Le corps est-il une prison ?

Publié le 29 octobre 2025 par Anargala

Le puritanisme revient.

L'ascétisme est de retour.

Le moralisme (cette contrefaçon de la voix de la conscience) s'abat sur les âmes telle une nouvelle chappe de plomb.

Ca n'est pas l'Occident, ça n'est pas (seulement) aujourd'hui.

Mais partons de Platon, ce fondement de notre civilisation, et comparons-le au plus grand des maîtres du Tantra (traditionnel) : Abhinavagupta. 

Chez Platon, le corps est une prison.  

Il l’exprime dans le Phédon et dans le Cratyle par la formule célèbre sôma sēma : le corps est un tombeau pour l’âme. 

L’âme, selon lui, appartient au monde intelligible, pur et éternel. En s’incarnant, elle chute dans le domaine du devenir, de la matière, du sensible, et s’y trouve enchaînée. Le corps est alors vécu comme un obstacle à la connaissance véritable : il distrait, il trompe par les sens, il suscite les passions et les désirs. Le philosophe, dans cette perspective, cherche à se purifier de la présence du corps, à s’en détacher, afin de contempler la vérité, la beauté, le bien, dans leur forme intelligible. La délivrance s’obtient donc par une ascèse de séparation, par une remontée hors du corps et du monde matériel.

Abhinavagupta, au contraire, dans la tradition non-dualiste du tantra Śaiva, dit (improprement) "du Cachemire", renverse complètement cette vision. 

Le corps n’est pas une prison mais une manifestation directe de la Conscience suprême, caitanya ou saṃvit. Tout, pour lui, est Śiva, c’est-à-dire vibration de conscience, spanda. Le corps n’est pas une matière étrangère à l’esprit : il est la forme même que la conscience adopte pour se percevoir, pour se goûter elle-même dans la diversité. L’incarnation n’est pas chute, mais jeu, līlā, de la conscience qui se manifeste sous la forme du corps, du souffle, des sens et des émotions.

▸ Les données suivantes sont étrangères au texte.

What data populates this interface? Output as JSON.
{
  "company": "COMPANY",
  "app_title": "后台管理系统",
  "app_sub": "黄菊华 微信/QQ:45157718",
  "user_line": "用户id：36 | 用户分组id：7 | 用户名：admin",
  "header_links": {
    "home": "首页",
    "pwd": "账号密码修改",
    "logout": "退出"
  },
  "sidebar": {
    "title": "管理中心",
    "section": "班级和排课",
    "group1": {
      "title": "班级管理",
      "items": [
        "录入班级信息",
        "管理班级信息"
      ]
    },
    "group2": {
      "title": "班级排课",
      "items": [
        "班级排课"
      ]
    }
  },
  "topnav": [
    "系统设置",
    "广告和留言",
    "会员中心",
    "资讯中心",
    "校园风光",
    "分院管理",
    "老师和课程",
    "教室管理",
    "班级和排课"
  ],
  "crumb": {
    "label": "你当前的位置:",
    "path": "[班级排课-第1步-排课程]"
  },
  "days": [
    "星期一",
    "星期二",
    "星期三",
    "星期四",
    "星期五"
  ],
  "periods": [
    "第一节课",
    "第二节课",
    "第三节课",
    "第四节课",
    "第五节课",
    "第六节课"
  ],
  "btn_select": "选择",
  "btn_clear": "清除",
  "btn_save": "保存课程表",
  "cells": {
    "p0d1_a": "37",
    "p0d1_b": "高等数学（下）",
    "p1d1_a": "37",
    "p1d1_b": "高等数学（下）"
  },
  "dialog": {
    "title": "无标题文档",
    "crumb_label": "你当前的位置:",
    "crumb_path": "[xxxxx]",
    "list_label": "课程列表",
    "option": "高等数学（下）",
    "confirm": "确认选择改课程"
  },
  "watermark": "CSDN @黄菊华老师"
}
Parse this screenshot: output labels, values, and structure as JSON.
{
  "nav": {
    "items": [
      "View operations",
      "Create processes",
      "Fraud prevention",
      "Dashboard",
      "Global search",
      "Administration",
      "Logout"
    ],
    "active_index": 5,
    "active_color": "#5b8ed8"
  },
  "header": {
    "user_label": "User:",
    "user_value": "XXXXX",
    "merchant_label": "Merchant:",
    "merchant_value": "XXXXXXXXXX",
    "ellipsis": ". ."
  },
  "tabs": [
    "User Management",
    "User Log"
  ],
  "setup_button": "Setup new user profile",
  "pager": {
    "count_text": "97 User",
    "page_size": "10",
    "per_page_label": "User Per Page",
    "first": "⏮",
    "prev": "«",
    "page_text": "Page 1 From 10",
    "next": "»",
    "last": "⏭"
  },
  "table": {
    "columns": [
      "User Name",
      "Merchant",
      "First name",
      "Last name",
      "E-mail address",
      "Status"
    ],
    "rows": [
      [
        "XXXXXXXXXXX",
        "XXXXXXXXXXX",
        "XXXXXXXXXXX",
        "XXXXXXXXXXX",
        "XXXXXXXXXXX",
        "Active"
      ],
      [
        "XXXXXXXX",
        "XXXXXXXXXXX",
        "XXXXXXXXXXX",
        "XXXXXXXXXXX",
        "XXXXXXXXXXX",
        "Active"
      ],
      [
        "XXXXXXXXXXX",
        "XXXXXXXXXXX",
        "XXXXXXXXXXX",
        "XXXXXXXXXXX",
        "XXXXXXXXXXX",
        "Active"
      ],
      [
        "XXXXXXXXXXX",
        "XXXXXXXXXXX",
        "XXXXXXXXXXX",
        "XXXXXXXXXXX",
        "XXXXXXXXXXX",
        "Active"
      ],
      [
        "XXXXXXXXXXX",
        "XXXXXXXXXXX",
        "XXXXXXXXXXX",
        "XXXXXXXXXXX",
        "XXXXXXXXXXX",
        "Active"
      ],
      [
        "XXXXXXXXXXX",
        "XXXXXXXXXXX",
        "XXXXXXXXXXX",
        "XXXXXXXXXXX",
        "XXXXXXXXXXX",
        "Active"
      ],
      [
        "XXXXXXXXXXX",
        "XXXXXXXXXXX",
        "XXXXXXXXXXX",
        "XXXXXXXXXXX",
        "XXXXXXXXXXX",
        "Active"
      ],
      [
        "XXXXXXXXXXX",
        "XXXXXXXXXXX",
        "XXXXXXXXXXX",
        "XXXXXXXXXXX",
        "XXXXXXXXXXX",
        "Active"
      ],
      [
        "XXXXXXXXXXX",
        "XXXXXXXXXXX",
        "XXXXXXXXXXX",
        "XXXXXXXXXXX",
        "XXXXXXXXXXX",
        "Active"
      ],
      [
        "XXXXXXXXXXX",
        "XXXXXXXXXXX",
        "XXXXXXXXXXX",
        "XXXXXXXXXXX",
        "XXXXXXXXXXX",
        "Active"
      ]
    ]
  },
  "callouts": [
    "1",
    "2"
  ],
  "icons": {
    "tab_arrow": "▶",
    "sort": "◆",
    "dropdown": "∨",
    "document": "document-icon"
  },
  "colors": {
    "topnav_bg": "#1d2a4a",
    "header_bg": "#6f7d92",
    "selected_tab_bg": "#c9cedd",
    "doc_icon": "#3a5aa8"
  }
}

Dans cette perspective, le corps devient un moyen de libération, un upāya comme disent mes amis bouddhistes. C’est à travers le corps que l’on peut reconnaître sa véritable nature. Le souffle, la voix, la sexualité, la douleur, la jouissance, la perception sensorielle — tout cela n’est plus considéré comme des pièges, mais comme des portes de la reconnaissance (pratyabhijñā). Le corps est un microcosme, kula, où résident les énergies (śakti) du macrocosme. Il est temple vivant de Śiva-Śakti. L’ascèse n’est plus séparation, mais intégration, transmutation et expansion.

Ainsi, là où Platon voit une caverne à quitter, Abhinavagupta voit un sanctuaire à explorer. Le corps n’est pas le contraire de la conscience, mais sa densification, sa condensation. La libération ne consiste plus à s’en évader, mais à en révéler la nature divine. Le tantrika n’abandonne pas le corps : il l’habite comme Śiva jouissant de Śakti, dans la plénitude de la présence (pūrṇatā). Dans cette perspective, on pourrait dire : sarvaṃ śarīram eva śivatā — « tout corps est Dieu lui-même ». 

Ce qui rappelle, en Occident, les affirmations de certains adeptes du mouvement du Libre-Esprit.

Donc, prendre soin du corps, lieu sacré et non prison à fuir.